Сейчас царь призывает Ванюшку-дурачка. Ванюшка отдыхает в конюшенке с устатку, ничего не знает. Привели к царю.
Ванюшка горько заплакал: в конюшенку идет, в три ряда слезы бегут. Конек-горбунок спрашивает его: «Что, Ваня, горько плачешь?» — «Большая беда на меня!» — «Какая беда?» — «Елена Прекрасна приказала достать платье подвенечно». — «То-то, Ваня, — сказал конек, — я тебе говорил: не бери это перо… Ладно, ложись спи: дело будет исправно».
Ваня лег, не спит — из глаз слезы льют. Конек-горбунок через скорое время подходит и говорит: «Будет, Ванюшка, спать! Пора вставать, нам с тобой ехать горе горевать!» Сел да полетел добрый молодец. Где его палаточка стояла, тут только пепелок повевает.

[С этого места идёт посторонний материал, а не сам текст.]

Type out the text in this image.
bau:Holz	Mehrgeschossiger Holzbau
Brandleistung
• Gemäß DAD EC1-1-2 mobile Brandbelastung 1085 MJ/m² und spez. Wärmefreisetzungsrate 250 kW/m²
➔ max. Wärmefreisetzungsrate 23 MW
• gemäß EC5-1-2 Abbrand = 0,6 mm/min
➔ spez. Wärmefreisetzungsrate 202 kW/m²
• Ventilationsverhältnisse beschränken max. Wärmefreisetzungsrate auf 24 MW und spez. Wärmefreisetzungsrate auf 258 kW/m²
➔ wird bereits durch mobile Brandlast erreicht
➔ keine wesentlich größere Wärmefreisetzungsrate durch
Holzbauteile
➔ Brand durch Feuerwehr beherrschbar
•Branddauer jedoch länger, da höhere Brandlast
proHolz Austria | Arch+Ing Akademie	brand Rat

Подъехали к синему морю; сказал конек-горбунок: «Ванюшка, защурься! Сиди крепче!» Нырнул конек в море, на самое дно и дошли до сундука; открыли его, платье вынули, в узелок завязали. Сел добрый молодец, да и полетел. Скоро сказка сказывается, да не скоро дело делается. Прошло дело три года. Приехали к царю, поставил Ванюшка своего конька в конюшенку — сам пошел к царю; они сидят с Еленой Прекрасной, чаек кушают […]. Ванюшка пришел, цветно платьице принес; Елене Прекрасной подал, а царь Ванюшку по головушке погладил и не знает, чем его жаловать. Посылает Ваню в конюшенки новых коней заложить: хочется с Еленой покататься, дабы скорехонько обвенчаться. Елена же Прекрасна царю говорит: «Из вас из двоих будет один мой жених». Приказала царю развести посереди широкого двора огонь и навесить три котла; в первый налить смолы, а во второй — молока, а в третий котел — простой воды и вскипятить все три котла, да и сказала Елена Прекрасна: «Вот кто в этих котлах искупается — тот мой жених будет!» Ванюшка горько плакал: купаться не желает и невесту не берет, а она ему отвечает: «Ты ездил и страдал — я, быть может, твоя буду». А батюшка царь, у него ноженьки дрожат, и думает: «Как же можно в вару искупаться?»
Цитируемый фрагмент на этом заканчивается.